All too soon it was time for the players to run onto the ground and the national anthems. This is where my enjoyment of the night ratcheted down a notch. Upon hearing the announcement “Would you all please be upstanding for the national anthems of Wales and Australia”, an attendee sitting behind me was heard to retort “there is no way I am standing up for any stupid #$#$%# anthem”. The bloke behind me was lucky that the music had started because I was incensed. How dare he be so rude? Fortuitously, the two friends that he had attended the game with and his girl friend all castigated this individual during the break between anthems and he did stand up for the Australian national anthem.
This frankly is not an isolated incident. It seems that every time I attend an event at which the anthem is to be sung there is a melancholy that surrounds its singing. If it is not failing to stand for the anthem it is not removing ones hat when the anthem is sung or talking to your mates during the anthem.

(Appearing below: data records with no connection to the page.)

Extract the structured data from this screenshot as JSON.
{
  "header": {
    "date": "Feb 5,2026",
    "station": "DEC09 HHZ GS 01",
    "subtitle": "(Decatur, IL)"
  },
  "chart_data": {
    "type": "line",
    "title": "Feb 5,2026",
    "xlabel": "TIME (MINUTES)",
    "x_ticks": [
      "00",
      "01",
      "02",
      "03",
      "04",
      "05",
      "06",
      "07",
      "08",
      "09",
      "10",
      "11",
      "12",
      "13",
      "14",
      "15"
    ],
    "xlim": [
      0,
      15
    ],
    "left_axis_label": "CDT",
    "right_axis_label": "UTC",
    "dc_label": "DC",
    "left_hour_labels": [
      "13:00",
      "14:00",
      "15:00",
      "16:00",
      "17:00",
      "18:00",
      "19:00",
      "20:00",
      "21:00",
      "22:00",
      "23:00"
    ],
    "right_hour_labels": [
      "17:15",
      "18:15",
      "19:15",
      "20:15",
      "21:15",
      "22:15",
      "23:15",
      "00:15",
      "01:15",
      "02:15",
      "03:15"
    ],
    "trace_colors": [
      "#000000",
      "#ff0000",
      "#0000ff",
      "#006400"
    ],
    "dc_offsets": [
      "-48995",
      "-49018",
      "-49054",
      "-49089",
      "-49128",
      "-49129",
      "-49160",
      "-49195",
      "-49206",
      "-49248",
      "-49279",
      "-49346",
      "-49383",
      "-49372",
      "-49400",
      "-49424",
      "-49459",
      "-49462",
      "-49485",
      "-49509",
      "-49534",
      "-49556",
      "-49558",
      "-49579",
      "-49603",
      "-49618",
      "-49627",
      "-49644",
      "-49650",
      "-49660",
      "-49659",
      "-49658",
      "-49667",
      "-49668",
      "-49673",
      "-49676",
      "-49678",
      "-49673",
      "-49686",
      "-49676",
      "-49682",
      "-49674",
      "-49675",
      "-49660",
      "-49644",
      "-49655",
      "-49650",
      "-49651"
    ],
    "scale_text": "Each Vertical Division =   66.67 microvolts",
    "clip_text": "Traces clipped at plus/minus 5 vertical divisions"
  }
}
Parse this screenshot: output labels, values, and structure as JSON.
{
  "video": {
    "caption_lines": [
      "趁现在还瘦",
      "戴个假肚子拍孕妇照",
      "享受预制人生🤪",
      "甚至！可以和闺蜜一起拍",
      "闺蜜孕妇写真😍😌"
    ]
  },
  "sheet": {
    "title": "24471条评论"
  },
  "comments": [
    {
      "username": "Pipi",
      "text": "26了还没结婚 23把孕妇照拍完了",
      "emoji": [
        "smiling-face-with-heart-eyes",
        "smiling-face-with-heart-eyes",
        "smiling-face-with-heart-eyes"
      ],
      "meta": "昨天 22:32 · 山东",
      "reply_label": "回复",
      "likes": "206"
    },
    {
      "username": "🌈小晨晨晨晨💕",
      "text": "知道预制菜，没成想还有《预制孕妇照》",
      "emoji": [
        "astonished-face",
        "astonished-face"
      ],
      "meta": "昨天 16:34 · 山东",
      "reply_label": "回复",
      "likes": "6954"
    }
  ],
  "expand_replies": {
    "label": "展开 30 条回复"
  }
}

How did we get to a point where it would seem that the singing of a song that celebrates our country is chore for many that is not respected?
The national anthem of any country is, or ought be, a celebration of its people, the country and its identity. This issue of respect for the anthem having bounced around in my head for a while, I was left to ponder what the younger generations of Australians (or of any nationality) are taught about their national anthem.
I went through school during a time when in grade 1 we learnt the words of the national anthem and at every school assembly (every week) we sung the anthem (along with God Save the Queen before 1986). The anthem was a pivotal to the teaching of history in the early grades and was interwoven through our understanding of our nation identity. Is it the same now?
Ultimately, I just don’t understand the mindset that leads one to not want to celebrate the identity of their country. I love my country and I will always sing the national anthem loudly and proudly.
The question to leave you with is: will you?